Próximo à estação Vila Madalena do Metrô, na zona oeste de São Paulo, um sobrado de dois andares iluminado por luzinhas coloridas é cercado por mesas e cadeiras de madeira ocupadas por pessoas e garrafas de cerveja. Pregado na porta, um cardápio feito à mão com caneta colorida e glitter sugere algumas opções para forrar a barriga. Do lado de dentro, geladeiras dividem espaço com prateleiras preenchidas com livros à venda. Uma caixa de som toca músicas de artistas como Mano Brown e MC Serginho.
Esse é o clima intencionalmente informal da nova Ria Livraria, que já funciona há algumas semanas como loja de livros, café e bar, mas que só foi inaugurada oficialmente em 1° de novembro. O espaço marca, ao mesmo tempo, uma nova fase e o desfecho da complicada história recente da Mercearia São Pedro —reduto boêmio paulistano que tem o destino incerto desde agosto.

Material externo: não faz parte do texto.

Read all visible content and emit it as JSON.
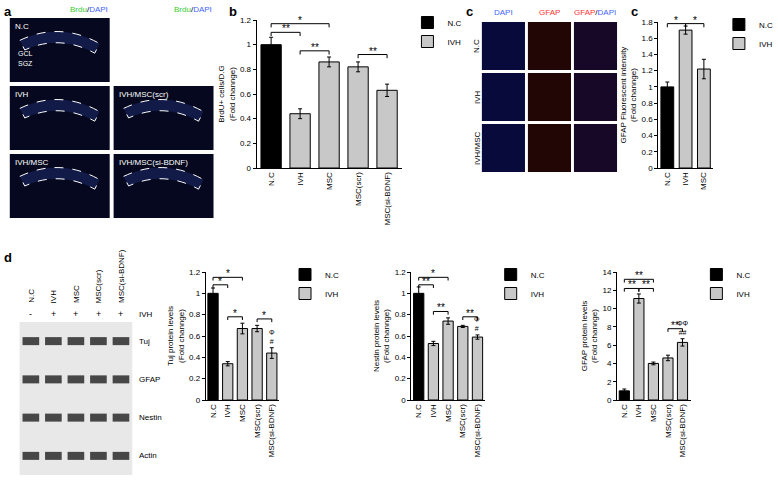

Quem comanda o novo Ria é Marcos Benuthe, um dos donos da Merça —apelido dado ao local pelos habitués. Ainda em disputa judicial com Pedro, seu irmão e outra metade da sociedade do bar, Marquinhos, como é conhecido, decidiu investir em um lugar próprio, mas que levasse suas partes preferidas do negócio que ajudou a tocar nas últimas décadas.
"No começo, a Mercearia também era locadora de filmes e vendia livros. Esse lado cultural sempre fui eu que puxei, e foi o que também atraiu o público que frequentava o bar. Então a livraria é a ‘filha bastarda’ da Mercearia, um lugar físico que dá continuidade a essa parte cultural", explica Marquinhos, que diz que "criar uma livraria que fosse chamada de boteco" é uma vontade antiga.
Assim, se juntou a parceiros como os escritores Morgana Kretzmann e Ian Uviedo —que, inclusive, frequentava o Merça na infância, com a mãe— para montar uma curadoria de livros para o Ria. Agora, a seleção gira em torno dos mil títulos, mas deve chegar a 5.000.
Além do escritor J.P. Cuenca, que aproveitou a inauguração do Ria para fazer o lançamento presencial de seu novo trabalho, "Qualquer Lugar Menos Agora: Crônicas de Viagem para Tempos de Quarentena", nomes como Jack Kerouac, James Baldwin, Patti Smith, Paulo Leminski e Chimamanda Ngozi Adichie assinam algumas das obras à venda na casa, que também tem uma seção dedicada aos quadrinhos.
"O Ian, que é nosso livreiro, trouxe muita coisa de editoras independentes e também fez um mix das maiores editoras. Temos uma prateleira de autores contemporâneos, muitos deles nossos amigos", diz Marquinhos. Segundo ele, a parte de cima da casa ainda será dedicada a formatos como os fanzines, além de sediar cursos e clubes de leitura.
No que diz respeito ao seu lado boteco, o Ria tem na equipe funcionários que trabalhavam na Mercearia e que, de acordo com Marquinhos, foram demitidos pelo irmão durante a pandemia. Estão lá o chapeiro Antônio, encarregados dos sanduíches, Penha, que fazia os disputados pastéis na Merça, e o garçom Rodrigo. "É uma alegria imensa tê-los de volta, conseguir trabalhar em parceria com as pessoas", comemora.
Em meio a cumprimentos de amigos que chegavam para a inauguração da nova casa, Marquinhos diz que não tem mais nenhuma relação com a Merça, que no momento é tocada apenas por Pedro. "Ele prefere ficar lá com o bar decadente, prestes a fechar", diz. "Ele tomou a empresa para ele e eu pensei ‘não vou terminar a vida como sempre fui, submisso ao meu irmão'."
Em agosto, Marquinhos disse que o imóvel ocupado pela Mercearia —que é da família— seria comprado pela construtora Even, que usaria o terreno para um empreendimento imobiliário. O irmão Pedro negou que o bar fecharia e a construtora afirma que não há negociação, mas Marquinhos insiste que há um contrato de pré-venda e que, inclusive, estaria recebendo alguns adiantamentos pela venda.
Há, ainda, alguns processos entre os irmãos em andamento. Em 4 de agosto, por exemplo, a Justiça de São Paulo determinou a venda de outros três imóveis que pertencem à família Benuthe —todos localizados na rua Rodésia, vizinhos à Mercearia.
Além disso, há uma disputa em relação ao uso do número 30 da mesma rua Rodésia, um local conhecido como Anexo, colado à Mercearia, e outro processo de dissolução de sociedade. Enquanto essa novela não chega ao fim, o dono da mais nova livraria de São Paulo e seus amigos comemoram a inauguração. "À vitória do Marquinhos", brinda um deles, com um copo de cerveja nas mãos.